With such strong base-level material, you could hardly go wrong, and so it proves with this history of the International Space Station, which has been orbiting the Earth 250 miles up since 1998. This is very much the authorised version, told largely through interviews with a select multi-national group of the over 200 astronauts who have spent time on it. With copious footage of rockets blasting off, the ISS streaking along above the atmosphere, and many God-shots of Earth itself, this has the awe-generators turned up to 11.
The interviewees are of perhaps slightly less dramatically impressive character, despite their undoubted achievements – possessing a workable sense of humour doesn’t seem to be high on astronaut qualification lists. They are not especially well-served by the film-makers’ embellishments, with over-produced childhood-memory sequences, distracting musical choices on the soundtrack, and bland segment-introduction quotes. Still, they are empathetic enough, especially when the accent is on their personal and family experiences: standout, surely, is Cady Coleman, who went to the ISS in 1995, and her glass-blower husband Josh Simpson, who both speak movingly of the crisis of separation.
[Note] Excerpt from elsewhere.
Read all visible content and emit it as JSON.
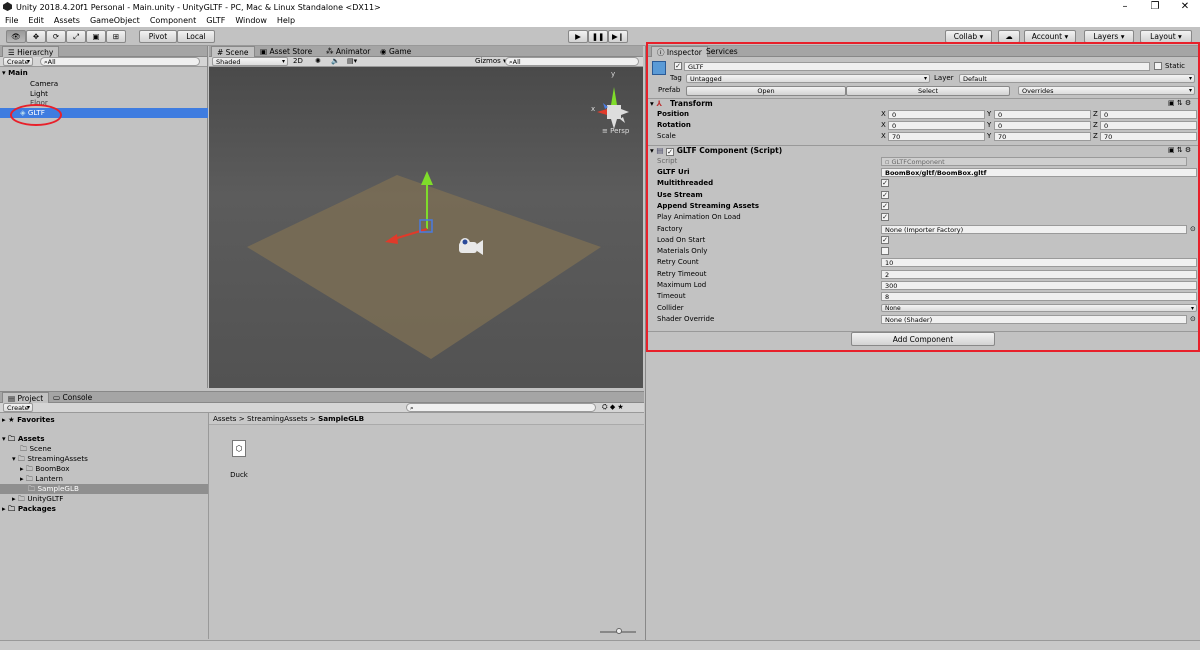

Major news events also intrude into this self-contained world: footage from space of the smoke cloud rising from New York on 9/11, and the loss of the Columbia shuttle in 2003 are jolts to the serene cosmic mood. Perhaps less well-known is John F Kennedy’s determination – as evidenced in a UN speech and a written memo to Nasa – to get the USSR involved in America’s space-flight ambitions; it’s in this spirit of international co-operation that the ISS was evidently conceived. This film is a capable, wholesome tribute to a project that is about as warm and fuzzy as space travel gets.